Alors que la guerre fait rage en Ukraine depuis le 24 février, l’ONU dénombre plus de 5,2 millions de personnes qui ont fui le pays depuis les premières frappes russes. Quelque 90% sont des femmes et des enfants – les autorités de Kiev n’autorisant pas les hommes de 18 à 60 ans, en âge de porter les armes, à quitter le pays. Les violences sexuelles sont une menace omniprésente pour les Ukrainiennes, s’alarme Colleen Roberts du Haut Commissariat de l’ONU pour les réfugiés (HCR) en Moldavie. Propos recueillis par Pierre-Henry Deshayes.

 

 

Question: Quels sont les risques auxquels les réfugiées ukrainiennes doivent faire face?

Réponse: Un certain nombre de préoccupations ont été soulevées, notamment la violence sexuelle et la traite. Conflits et déplacements (de population) peuvent accentuer les risques déjà existants pour les femmes et en créer de nouveaux.

Il ne s’agit pas uniquement des violences sexuelles subies en Ukraine, mais également de celles subies en cours de route par les réfugiées. Les violences sexuelles peuvent survenir n’importe où. Plus les réfugiées sont déplacées longtemps, plus les risques de violences sexuelles sont élevés pour celles qui vivent au sein d’une communauté d’accueil, surtout quand les ressources commencent à s’épuiser.

La prise de conscience et l’aide s’améliorent. Mais le risque est toujours là. Nous devons garder à l’esprit que plus cette situation durera, plus elle créera de nouvelles formes de risques pour les filles et les femmes. Surtout quand on regarde la traite: on se concentre beaucoup sur la frontière, mais la traite d’êtres humains peut se produire n’importe où.

Il y a aussi le risque numérique et c’est complexe, il faut une capacité technique spécifique pour pouvoir vraiment y faire face. Vous pouvez aller sur Facebook ou Tinder ou d’autres médias sociaux et vous trouvez des hommes qui mettent des annonces proposant aux femmes ukrainiennes de rester chez eux.

 

 

Question: Qui sont généralement les auteurs de ces violences?

Réponse: Ca peut être n’importe qui. L’important est que chaque fois que vous avez des situations de conflit et de militarisation, qui sont profondément différenciant pour les sexes, les femmes et les filles sont en danger.

La perpétration (de tels actes) renvoie à des différences de pouvoir et à la capacité d’utiliser ce pouvoir de manière préjudiciable.

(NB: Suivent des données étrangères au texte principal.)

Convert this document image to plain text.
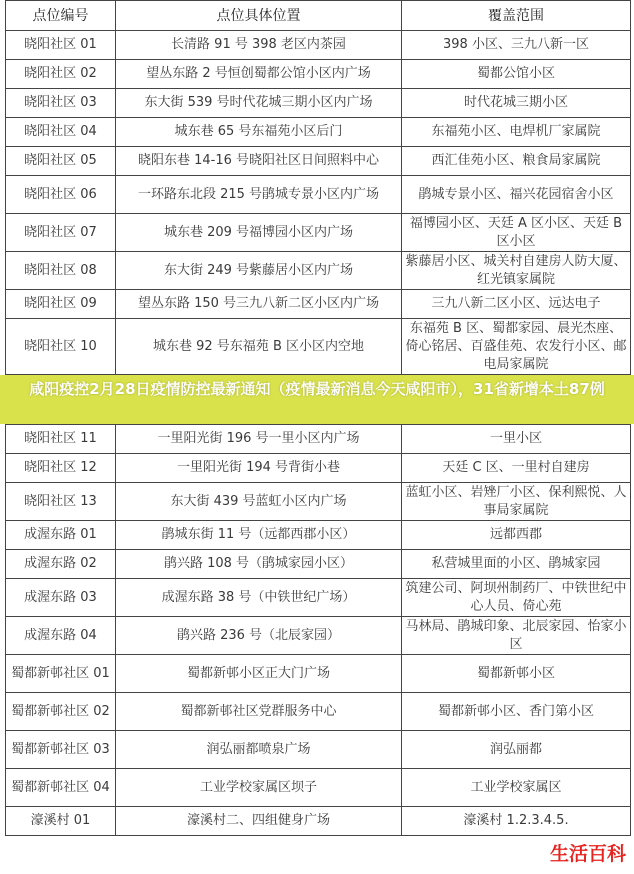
点位编号	点位具体位置	覆盖范围
晓阳社区 01	长清路 91 号 398 老区内茶园	398 小区、三九八新一区
晓阳社区 02	望丛东路 2 号恒创蜀都公馆小区内广场	蜀都公馆小区
晓阳社区 03	东大街 539 号时代花城三期小区内广场	时代花城三期小区
晓阳社区 04	城东巷 65 号东福苑小区后门	东福苑小区、电焊机厂家属院
晓阳社区 05	晓阳东巷 14-16 号晓阳社区日间照料中心	西汇佳苑小区、粮食局家属院
晓阳社区 06	一环路东北段 215 号鹃城专景小区内广场	鹃城专景小区、福兴花园宿舍小区
晓阳社区 07	城东巷 209 号福博园小区内广场	福博园小区、天廷 A 区小区、天廷 B 区小区
晓阳社区 08	东大街 249 号紫藤居小区内广场	紫藤居小区、城关村自建房人防大厦、红光镇家属院
晓阳社区 09	望丛东路 150 号三九八新二区小区内广场	三九八新二区小区、远达电子
晓阳社区 10	城东巷 92 号东福苑 B 区小区内空地	东福苑 B 区、蜀都家园、晨光杰座、倚心铭居、百盛佳苑、农发行小区、邮电局家属院
咸阳疫控2月28日疫情防控最新通知（疫情最新消息今天咸阳市），31省新增本土87例
晓阳社区 11	一里阳光街 196 号一里小区内广场	一里小区
晓阳社区 12	一里阳光街 194 号背街小巷	天廷 C 区、一里村自建房
晓阳社区 13	东大街 439 号蓝虹小区内广场	蓝虹小区、岩矬厂小区、保利熙悦、人事局家属院
成渥东路 01	鹃城东街 11 号（远都西郡小区）	远都西郡
成渥东路 02	鹃兴路 108 号（鹃城家园小区）	私营城里面的小区、鹃城家园
成渥东路 03	成渥东路 38 号（中铁世纪广场）	筑建公司、阿坝州制药厂、中铁世纪中心人员、倚心苑
成渥东路 04	鹃兴路 236 号（北辰家园）	马林局、鹃城印象、北辰家园、怡家小区
蜀都新邨社区 01	蜀都新邨小区正大门广场	蜀都新邨小区
蜀都新邨社区 02	蜀都新邨社区党群服务中心	蜀都新邨小区、香门第小区
蜀都新邨社区 03	润弘丽都喷泉广场	润弘丽都
蜀都新邨社区 04	工业学校家属区坝子	工业学校家属区
濠溪村 01	濠溪村二、四组健身广场	濠溪村 1.2.3.4.5.
生活百科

Même les personnes qui offrent leur aide peuvent en être les auteurs, un travailleur humanitaire, n’importe qui… C’est ce que nous devons comprendre: à partir du moment où vous avez des réfugiés vulnérables, en particulier des femmes et des filles, cela est susceptible d’accroître le risque d’exploitation, d’exploitation sexuelle ou d’abus sexuels, par tout type d’acteurs, même ceux qui semblent vouloir aider.

 

Question : Qui sont les personnes les plus à risque ?

Réponse : Les violences sexuelles affectent les réfugiés les plus vulnérables, comme les femmes, en particulier les femmes voyageant seules, les jeunes femmes, les adolescentes ainsi que les personnes issues de groupes spécifiques tels que les Roms ou les femmes ayant des problèmes de santé mentale sous-jacents.

Très peu de cas ont été signalés (en Moldavie). Mais femmes et filles ont fait part de leurs inquiétudes. Nous leur avons demandé quelles étaient leurs principales préoccupations, quels étaient les risques pour leur sécurité et elles ont mentionné les violences sexuelles et la traite.

Les personnes (abusées) ne cherchent pas toujours de l’aide. Nous devons comprendre quels sont les obstacles. Plus nous pourrons améliorer l’accès à l’aide, plus nous mesurerons l’ampleur de ce problème, car il est bien là.